Who or What Is the Cause of Moral Evil?

Post Author: Bill Pratt

In a previous post, we showed that God is not the direct cause of moral evil.  But if God is not the cause, then who is?

Christians answer that free creatures are the direct cause of moral evil.  How does this work?  God gave human beings the power of free will.  Free will is defined as self-determinism.  It is the ability to make choices that are not forced by an external state or condition.

Free will is a good power that God gave human beings.  Nobody marches against free will.  In fact, to argue against free will is to use free will!  Every one of us is happy that God has given us this power.  It was supposedly Socrates who said, “It is better to be a human being dissatisfied than a pig satisfied.”

But there was a price to be paid for giving finite creatures free will.  By giving us this power, God introduced the possibility that we would abuse or misuse this good power.  According to Christianity, that is exactly what happened.  When given the choice to love God or to reject God, humans rejected him.  This is known as theFall.  Ever since the Fall, humans have been actualizing moral evil upon themselves and one another.  Every person who searches his heart for even a moment realizes that they are tinged or stained with evil.  We think evil thoughts and we often act on those evil thoughts.

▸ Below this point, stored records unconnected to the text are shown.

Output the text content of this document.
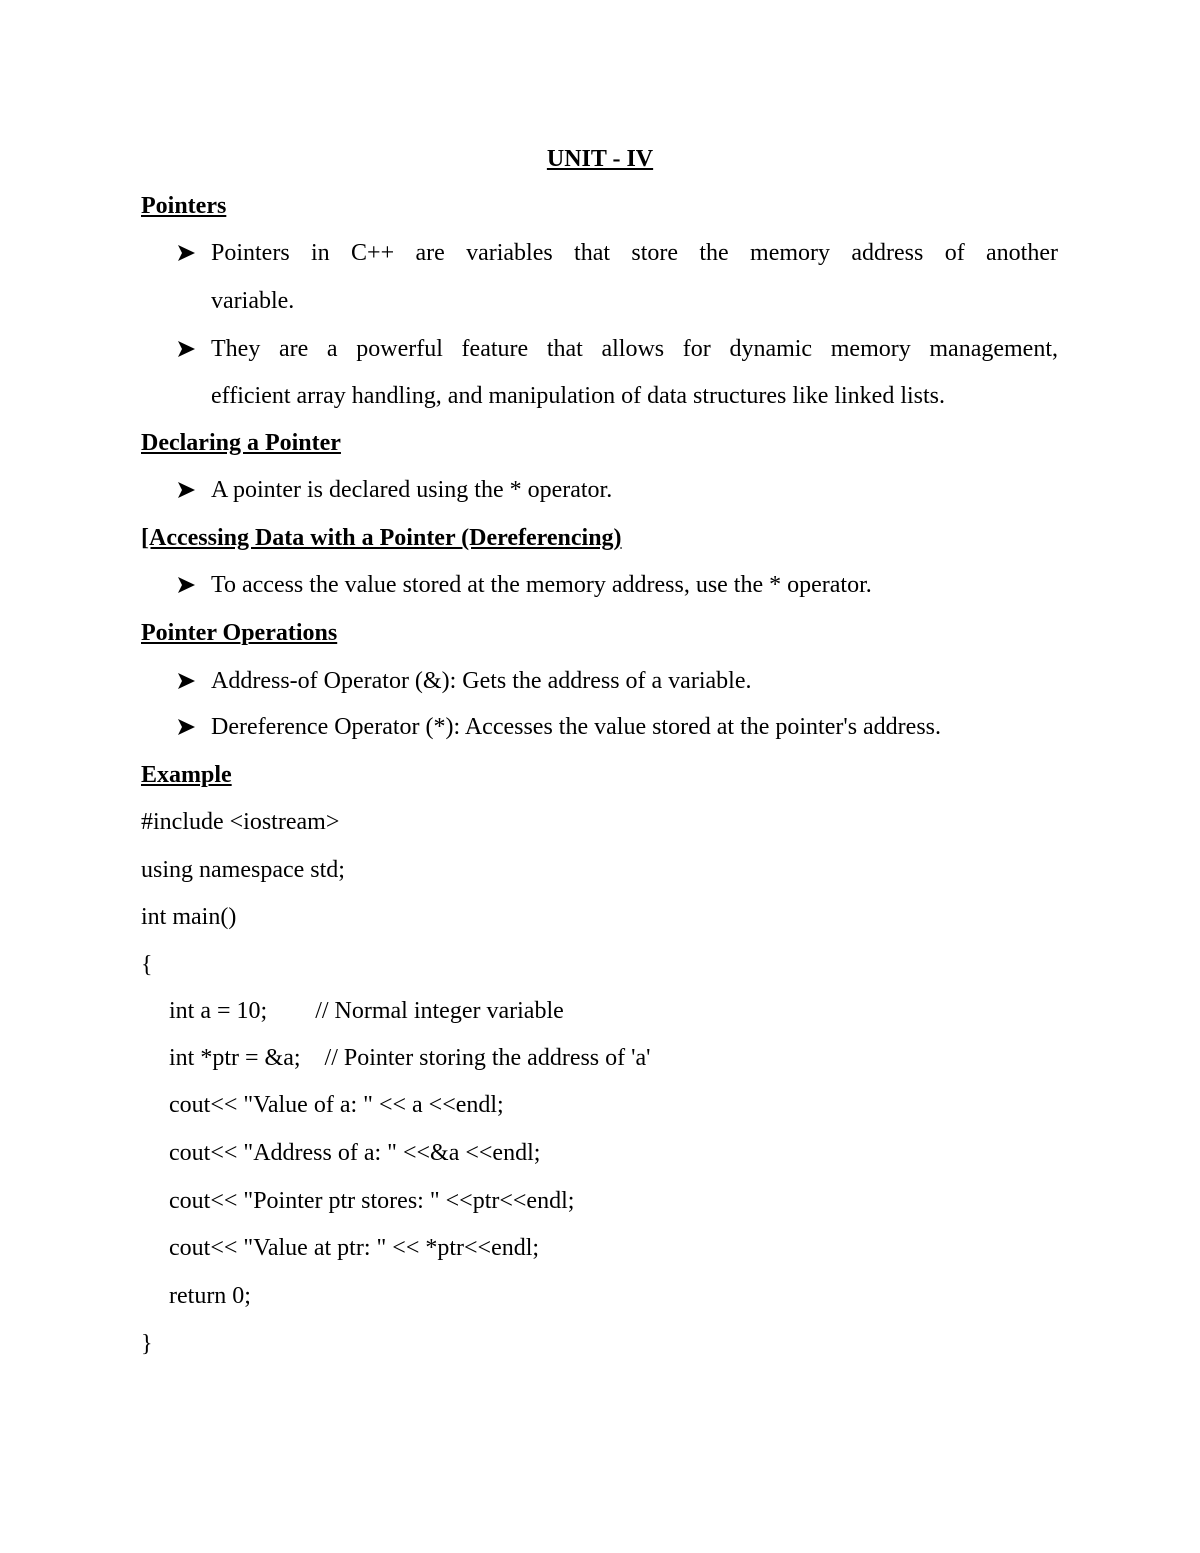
UNIT - IV
Pointers
Pointers in C++ are variables that store the memory address of another
variable.
They are a powerful feature that allows for dynamic memory management,
efficient array handling, and manipulation of data structures like linked lists.
Declaring a Pointer
A pointer is declared using the * operator.
[Accessing Data with a Pointer (Dereferencing)
To access the value stored at the memory address, use the * operator.
Pointer Operations
Address-of Operator (&): Gets the address of a variable.
Dereference Operator (*): Accesses the value stored at the pointer's address.
Example
#include <iostream>
using namespace std;
int main()
{
int a = 10;        // Normal integer variable
int *ptr = &a;    // Pointer storing the address of 'a'
cout<< "Value of a: " << a <<endl;
cout<< "Address of a: " <<&a <<endl;
cout<< "Pointer ptr stores: " <<ptr<<endl;
cout<< "Value at ptr: " << *ptr<<endl;
return 0;
}
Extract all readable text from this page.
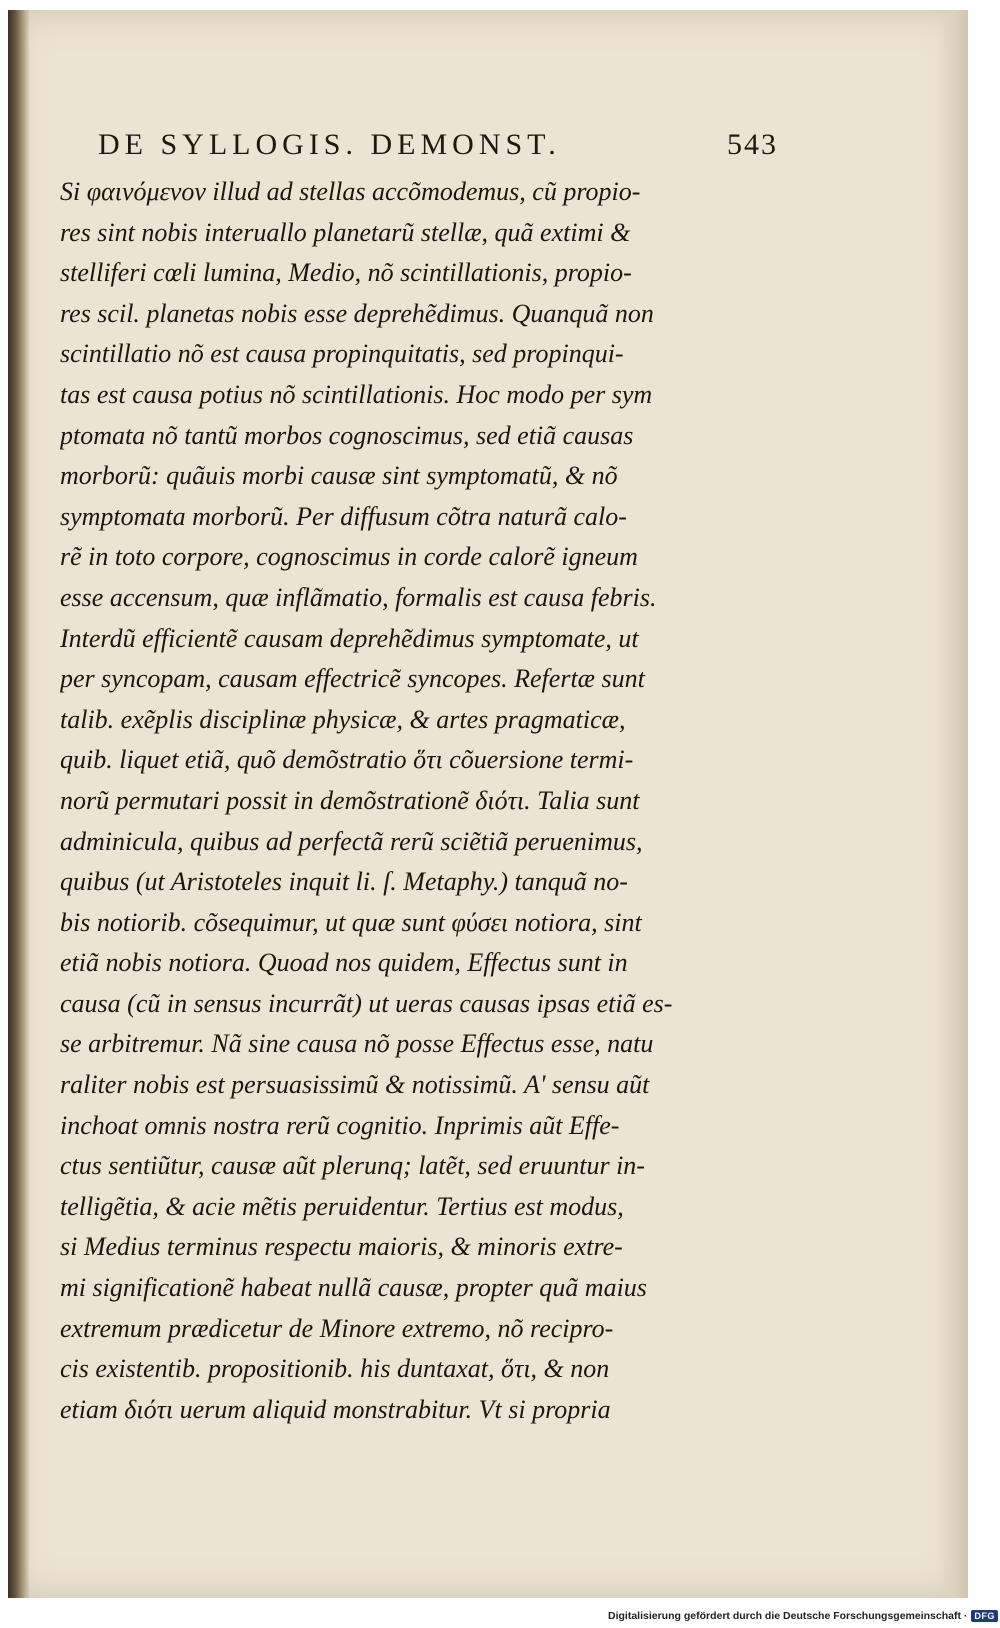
DE SYLLOGIS. DEMONST.	543
Si φαινόμενον illud ad stellas accõmodemus, cũ propio-
res sint nobis interuallo planetarũ stellæ, quã extimi &
stelliferi cœli lumina, Medio, nõ scintillationis, propio-
res scil. planetas nobis esse deprehẽdimus. Quanquã non
scintillatio nõ est causa propinquitatis, sed propinqui-
tas est causa potius nõ scintillationis. Hoc modo per sym
ptomata nõ tantũ morbos cognoscimus, sed etiã causas
morborũ: quãuis morbi causæ sint symptomatũ, & nõ
symptomata morborũ. Per diffusum cõtra naturã calo-
rẽ in toto corpore, cognoscimus in corde calorẽ igneum
esse accensum, quæ inflãmatio, formalis est causa febris.
Interdũ efficientẽ causam deprehẽdimus symptomate, ut
per syncopam, causam effectricẽ syncopes. Refertæ sunt
talib. exẽplis disciplinæ physicæ, & artes pragmaticæ,
quib. liquet etiã, quõ demõstratio ὅτι cõuersione termi-
norũ permutari possit in demõstrationẽ διότι. Talia sunt
adminicula, quibus ad perfectã rerũ sciẽtiã peruenimus,
quibus (ut Aristoteles inquit li. ſ. Metaphy.) tanquã no-
bis notiorib. cõsequimur, ut quæ sunt φύσει notiora, sint
etiã nobis notiora. Quoad nos quidem, Effectus sunt in
causa (cũ in sensus incurrãt) ut ueras causas ipsas etiã es-
se arbitremur. Nã sine causa nõ posse Effectus esse, natu
raliter nobis est persuasissimũ & notissimũ. A' sensu aũt
inchoat omnis nostra rerũ cognitio. Inprimis aũt Effe-
ctus sentiũtur, causæ aũt plerunq; latẽt, sed eruuntur in-
telligẽtia, & acie mẽtis peruidentur. Tertius est modus,
si Medius terminus respectu maioris, & minoris extre-
mi significationẽ habeat nullã causæ, propter quã maius
extremum prædicetur de Minore extremo, nõ recipro-
cis existentib. propositionib. his duntaxat, ὅτι, & non
etiam διότι uerum aliquid monstrabitur. Vt si propria
Digitalisierung gefördert durch die Deutsche Forschungsgemeinschaft · DFG
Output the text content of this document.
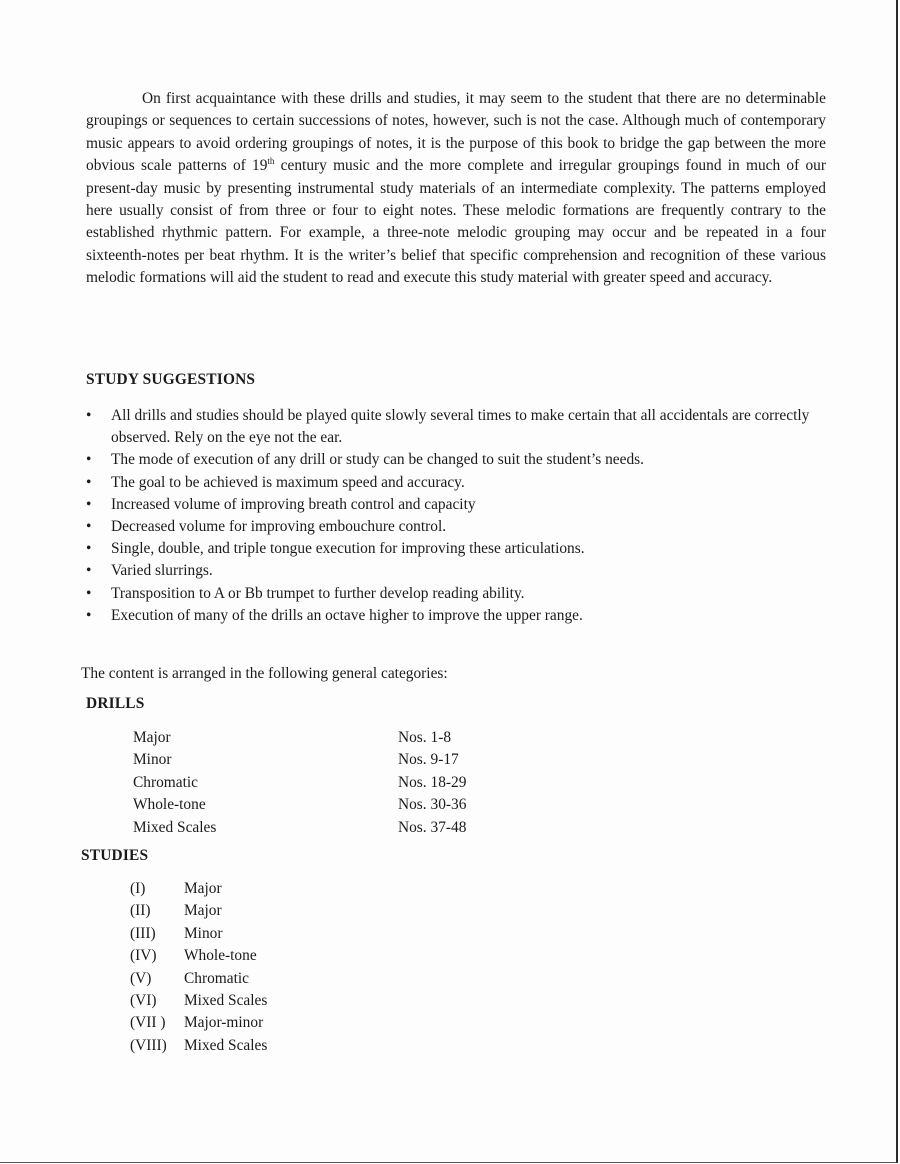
On first acquaintance with these drills and studies, it may seem to the student that there are no determinable groupings or sequences to certain successions of notes, however, such is not the case. Although much of contemporary music appears to avoid ordering groupings of notes, it is the purpose of this book to bridge the gap between the more obvious scale patterns of 19th century music and the more complete and irregular groupings found in much of our present-day music by presenting instrumental study materials of an intermediate complexity. The patterns employed here usually consist of from three or four to eight notes. These melodic formations are frequently contrary to the established rhythmic pattern. For example, a three-note melodic grouping may occur and be repeated in a four sixteenth-notes per beat rhythm. It is the writer’s belief that specific comprehension and recognition of these various melodic formations will aid the student to read and execute this study material with greater speed and accuracy.

STUDY SUGGESTIONS
• All drills and studies should be played quite slowly several times to make certain that all accidentals are correctly observed. Rely on the eye not the ear.
• The mode of execution of any drill or study can be changed to suit the student’s needs.
• The goal to be achieved is maximum speed and accuracy.
• Increased volume of improving breath control and capacity
• Decreased volume for improving embouchure control.
• Single, double, and triple tongue execution for improving these articulations.
• Varied slurrings.
• Transposition to A or Bb trumpet to further develop reading ability.
• Execution of many of the drills an octave higher to improve the upper range.

The content is arranged in the following general categories:

DRILLS
Major	Nos. 1-8
Minor	Nos. 9-17
Chromatic	Nos. 18-29
Whole-tone	Nos. 30-36
Mixed Scales	Nos. 37-48
STUDIES
(I)	Major
(II)	Major
(III)	Minor
(IV)	Whole-tone
(V)	Chromatic
(VI)	Mixed Scales
(VII )	Major-minor
(VIII)	Mixed Scales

God is responsible for creating the possibility of evil, but free creatures are responsible for making it actual.

One final note.  Many people, when they hear this argument, blame God for giving humans free will.  They argue that he could have done better.  I’ve noticed, however, that the very people who blame God for allowing evil to exist refuse to relinquish their own free will in order to make the world a better place.  The truth is, almost every person would rather live in this world which contains both good and evil than live in a world where they aren’t free.  Until the critic of God agrees to be the first to give up his free will, his protests ring hollow.

  • Every article from you is a gem these days. What is more, most of them relate to subjects everyone wants to (and needs to) know!!

    Johnson C. Philip, PhD (Physics)

  • Bill Pratt

    Thank you, Dr. Philip. You are a great encourager. You must be descended from Barnabas!

  • Rick

    I believe evil springs from the lack of moral purity, that exist between God and any created thing. God is absolute perfection to such a degree that anything created by Him cannot be.
    Even the holy angels are not like God. He is incomprehensible, even to the elect angels.
    They too were called “elect”. Had they not been chosen by God to remain faithful they too would have fallen, I believe. Their ability to remain faithful came from God.
    I believe, there exist by default a vacuum of moral purity in anything created by God. That is not to say that what God creates is not perfect.
    The holy angels are most definitely created perfect as was man and all God created in the beginning, (that is, according to man’s feeble understanding of what is perfect, because we truly cannot comprehend what is perfect, namely God).
    But, I think there existed an inherent possibility of a fall by mere reason of the lack of moral purity between the creation and a thrice holy Creator.
    And if there is a possibility of falling, then there is a lack of moral purity, because in God there exist no such possibility.
    God absolutely cannot sin, but man could, even at his creation, so could the angels. Therefore, by reason of that possibility, they lack the moral purity of the Creator and that lack of moral purity is sin.

  • Digheyseus

    Excellent articles on free will.